In the first turn, the system predicts incorrectly the bspan, thus generates wrong slot values (heavy traffic and Pizza Hut). The word Pizza Hut is an arbitrary value selected by the system when it cannot capture the correct value home in the bspan. In the second turn, the machine is not able to capture the value this_week. This failure does not manifest immediately at this turn but it is accumulated to make a wrong answer at the third turn (monday instead of this_week).

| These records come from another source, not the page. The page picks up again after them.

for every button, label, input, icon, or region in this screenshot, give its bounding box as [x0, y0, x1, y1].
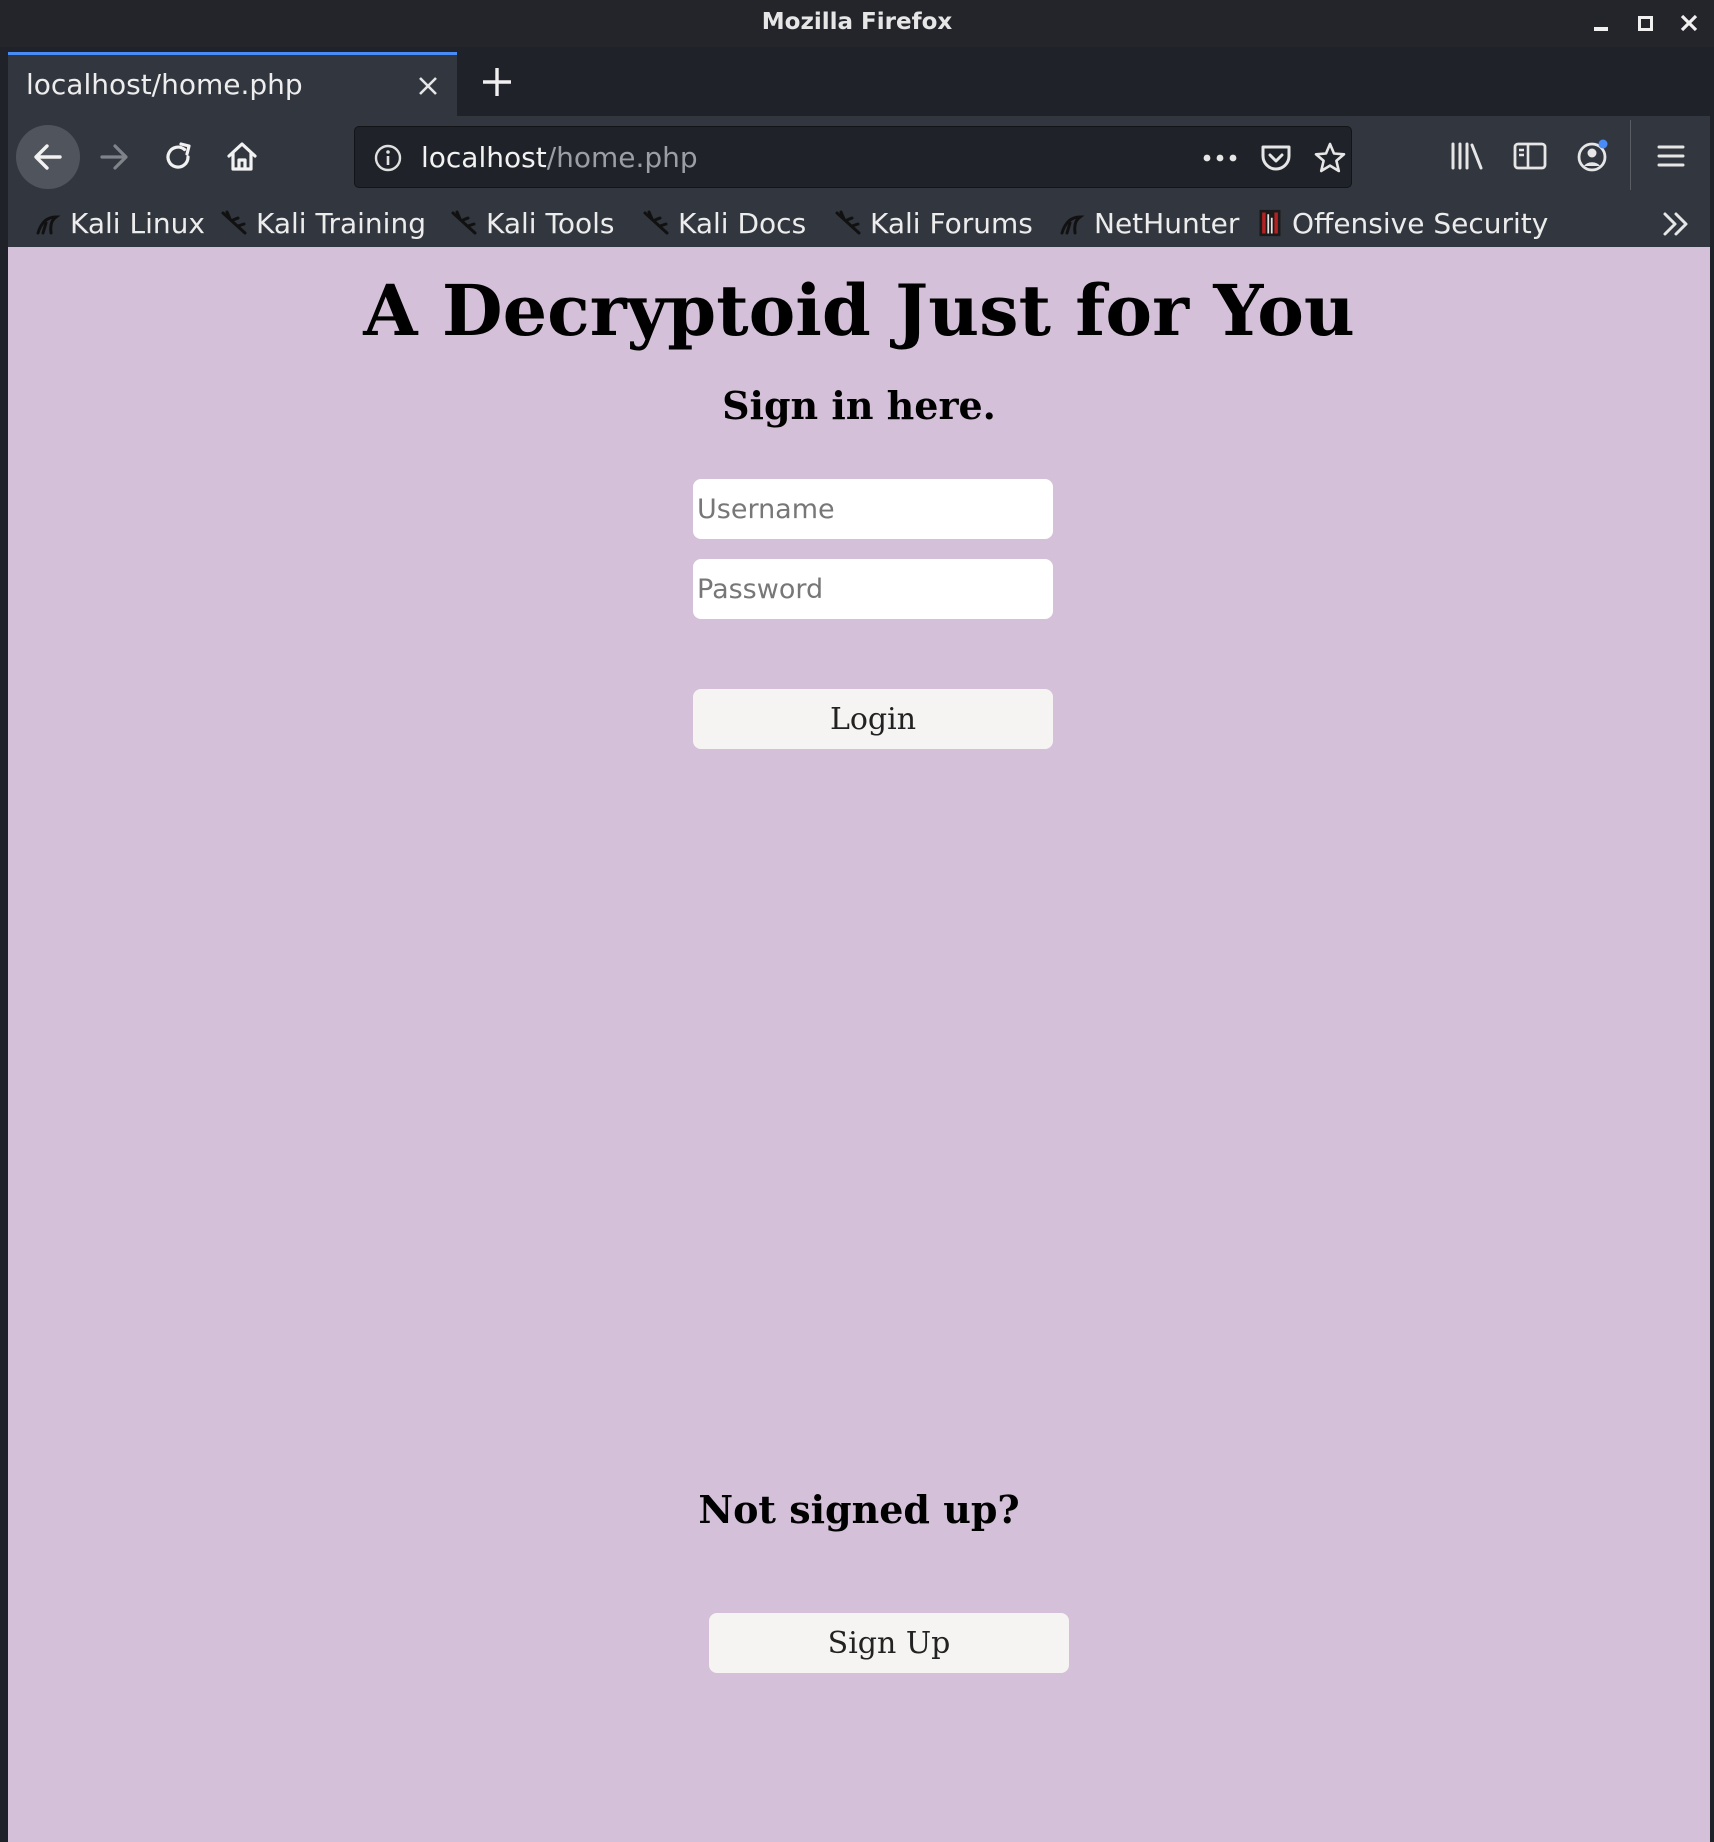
close-icon	[1680, 14, 1698, 32]
library-icon	[1451, 142, 1483, 170]
account-button[interactable]	[1573, 136, 1613, 176]
toolbar-row: localhost/home.php	[8, 116, 1710, 198]
toolbar-divider	[1630, 120, 1631, 190]
username-input[interactable]	[693, 479, 1053, 539]
not-signed-up-heading: Not signed up?	[698, 1487, 1020, 1532]
page-actions-button[interactable]	[1201, 139, 1239, 177]
account-icon	[1577, 139, 1608, 172]
page-content: A Decryptoid Just for You Sign in here. …	[8, 247, 1710, 1842]
more-bookmarks-button[interactable]	[1660, 208, 1692, 240]
tab-label: localhost/home.php	[26, 68, 303, 101]
tab-strip: localhost/home.php	[8, 52, 1710, 116]
page-title: A Decryptoid Just for You	[363, 269, 1355, 352]
signup-button[interactable]: Sign Up	[709, 1613, 1069, 1673]
pocket-button[interactable]	[1257, 139, 1295, 177]
bookmark-label: Kali Tools	[486, 206, 615, 240]
password-input[interactable]	[693, 559, 1053, 619]
bookmark-kali-docs[interactable]: Kali Docs	[642, 198, 806, 248]
forward-button[interactable]	[82, 125, 146, 189]
ellipsis-icon	[1203, 154, 1237, 162]
arrow-right-icon	[100, 144, 128, 170]
bookmark-label: Kali Training	[256, 206, 426, 240]
bookmark-offensive-security[interactable]: Offensive Security	[1256, 198, 1548, 248]
sidebar-button[interactable]	[1510, 136, 1550, 176]
signin-heading: Sign in here.	[722, 383, 996, 428]
url-path: /home.php	[546, 141, 698, 174]
kali-dragon-icon	[1060, 215, 1085, 235]
kali-dragon-icon	[451, 210, 477, 235]
star-icon	[1314, 142, 1346, 173]
kali-dragon-icon	[643, 210, 669, 235]
browser-window: Mozilla Firefox localhost/home.php local…	[0, 0, 1714, 1842]
reload-button[interactable]	[146, 125, 210, 189]
bookmark-kali-tools[interactable]: Kali Tools	[450, 198, 614, 248]
pocket-icon	[1261, 145, 1291, 171]
kali-dragon-icon	[36, 215, 61, 235]
bookmark-label: Kali Forums	[870, 206, 1033, 240]
close-icon	[419, 77, 437, 95]
info-icon	[374, 144, 402, 172]
kali-dragon-icon	[221, 210, 247, 235]
window-title: Mozilla Firefox	[761, 9, 953, 35]
menu-button[interactable]	[1651, 136, 1691, 176]
tab-close-button[interactable]	[415, 73, 441, 99]
bookmark-kali-forums[interactable]: Kali Forums	[834, 198, 1033, 248]
title-bar: Mozilla Firefox	[0, 0, 1714, 47]
chevron-double-right-icon	[1663, 212, 1688, 236]
bookmark-label: Kali Linux	[70, 206, 205, 240]
back-button[interactable]	[16, 125, 80, 189]
plus-icon	[483, 68, 511, 96]
bookmark-star-button[interactable]	[1311, 139, 1349, 177]
minimize-button[interactable]	[1586, 8, 1616, 38]
url-bar[interactable]: localhost/home.php	[354, 126, 1352, 188]
maximize-button[interactable]	[1630, 8, 1660, 38]
home-button[interactable]	[210, 125, 274, 189]
bookmarks-toolbar: Kali Linux Kali Training Kali Tools Kali…	[8, 198, 1710, 248]
bookmark-nethunter[interactable]: NetHunter	[1058, 198, 1239, 248]
home-icon	[227, 142, 257, 171]
close-window-button[interactable]	[1674, 8, 1704, 38]
minimize-icon	[1594, 27, 1608, 31]
bookmark-label: Offensive Security	[1292, 206, 1549, 240]
offsec-icon	[1259, 209, 1281, 237]
url-host: localhost	[421, 141, 547, 174]
url-text: localhost/home.php	[421, 141, 698, 174]
bookmark-kali-training[interactable]: Kali Training	[220, 198, 426, 248]
bookmark-label: NetHunter	[1094, 206, 1240, 240]
site-info-icon[interactable]	[369, 139, 407, 177]
kali-dragon-icon	[835, 210, 861, 235]
new-tab-button[interactable]	[475, 60, 519, 104]
bookmark-kali-linux[interactable]: Kali Linux	[34, 198, 205, 248]
reload-icon	[166, 142, 191, 169]
login-button[interactable]: Login	[693, 689, 1053, 749]
tab-active[interactable]: localhost/home.php	[8, 52, 457, 116]
library-button[interactable]	[1447, 136, 1487, 176]
hamburger-menu-icon	[1657, 145, 1685, 167]
maximize-icon	[1637, 15, 1653, 31]
arrow-left-icon	[34, 144, 62, 170]
bookmark-label: Kali Docs	[678, 206, 807, 240]
sidebar-icon	[1513, 142, 1547, 170]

The third turn is of domain weather and the fourth turn is switched to domain POI. The bspan value cleveland is retained through cross domain, resulting in an error in the fourth turn, where cleveland is shown instead of home. This example demonstrates a weakness of the system when being trained on a mixed-domain dataset. In the fifth turn, since the system does not recognize the value fastest in the bspan, it generates a random and wrong value moderate traffic. Note that the generated answer of the sixth turn is correct despite of the wrong predicted bspan; however, it is likely that if the dialogue continues, this wrong bspan may result in more answer mistakes. In such situations, multi-domain belief tracker usually performs better at bspan prediction.

4 Conclusion

We have presented the problem of mixed-domain task-oriented dialogue and its empirical results on two datasets. We employ two state-of-the-art, publicly available tools, one is the Sequicity framework for task-oriented dialogue, and another is the multi-domain belief tracking system. The belief tracking capability of the specialized system is much better than that of the end-to-end system. We also show the difficulty of task-oriented dialogue systems on mixed-domain datasets through two series of experiments. These results give some useful insights in combining the approaches to improve the performance of a commercial chatbot platform which is under active development in our company. We plan to extend this current research and integrate its fruitful results into a future version of the platform.